After analyzing the data from 1950 to 2019, an international team of scientists determined that the average ocean temperature in the world in 2019 was 0.075 degrees Celsius. A higher than average figure between 1981 and 2010.

“0.075 degrees Celsius” may seem like an insignificant amount. However, given the enormous volume of the oceans, an increase, albeit small, would require an incredible flow of heat: to be precise, 228 sextillions of Joules (a number followed by 21 zeros), according to the study published in Advances magazine in Atmospheric Sciences.

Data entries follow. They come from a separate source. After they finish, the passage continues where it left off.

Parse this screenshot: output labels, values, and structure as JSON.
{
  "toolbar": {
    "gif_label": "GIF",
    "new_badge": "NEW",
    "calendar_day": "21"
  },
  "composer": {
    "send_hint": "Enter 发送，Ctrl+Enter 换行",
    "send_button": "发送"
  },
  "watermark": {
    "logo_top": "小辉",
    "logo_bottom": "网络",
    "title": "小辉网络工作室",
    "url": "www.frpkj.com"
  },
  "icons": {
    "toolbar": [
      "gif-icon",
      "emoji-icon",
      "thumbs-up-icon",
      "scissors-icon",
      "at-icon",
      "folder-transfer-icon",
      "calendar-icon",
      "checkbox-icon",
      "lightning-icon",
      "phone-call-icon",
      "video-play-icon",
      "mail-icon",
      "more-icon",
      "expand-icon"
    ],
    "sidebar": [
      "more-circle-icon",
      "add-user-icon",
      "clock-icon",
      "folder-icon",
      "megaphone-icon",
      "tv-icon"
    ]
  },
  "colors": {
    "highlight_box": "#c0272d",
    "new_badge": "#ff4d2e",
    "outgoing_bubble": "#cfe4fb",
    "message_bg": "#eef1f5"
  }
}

Given the difficulty of imagining such a number, one of the scientists behind the study found another method to explain it: comparing it with the amount of energy released by the atomic bomb that the United States Army launched on Hiroshima in 1945. ” The bomb Hiroshima atomic bomb exploded with an energy of about 63 million Joules, “says Lijing Cheng of the Chinese Academy of Sciences. ” The amount of heat we have released into the world’s oceans over the past 25 years is equal to 3.6 billion Hiroshima atomic bomb explosions. “

An average of four atomic bombs that have exploded in the ocean every second for the past 25 years. Furthermore, there is an even more worrying fact: the rate is not stable, but is increasing. In 2019, warming the oceans amounted to “about five Hiroshima bombs, every second, day and night, 365 days a year,” says study author John Abraham, of the University of St. Thomas in Minnesota.

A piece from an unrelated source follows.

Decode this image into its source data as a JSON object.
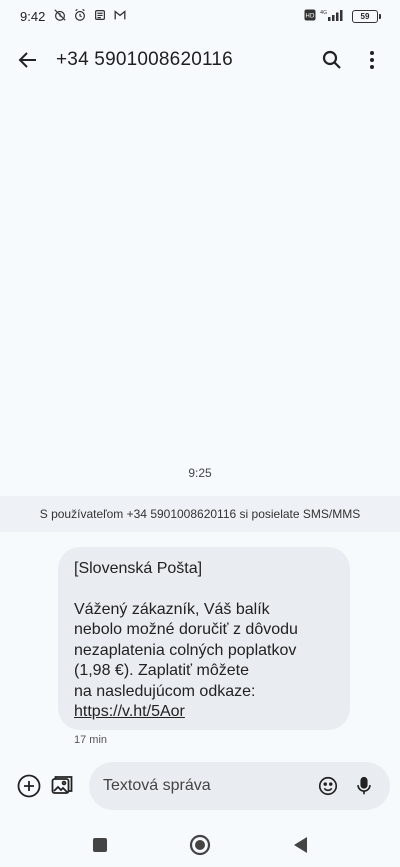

This energy is having a huge impact on the environment. The ice is melting faster, causing the sea level to rise. Many marine species are dying because they are unable to adapt quickly enough to temperature and the increase in the amount of water that evaporates into the atmosphere due to heat also has a negative impact on our planet. ” It makes hurricanes and typhoons more powerful and makes the rains more intense, ” concludes Abraham.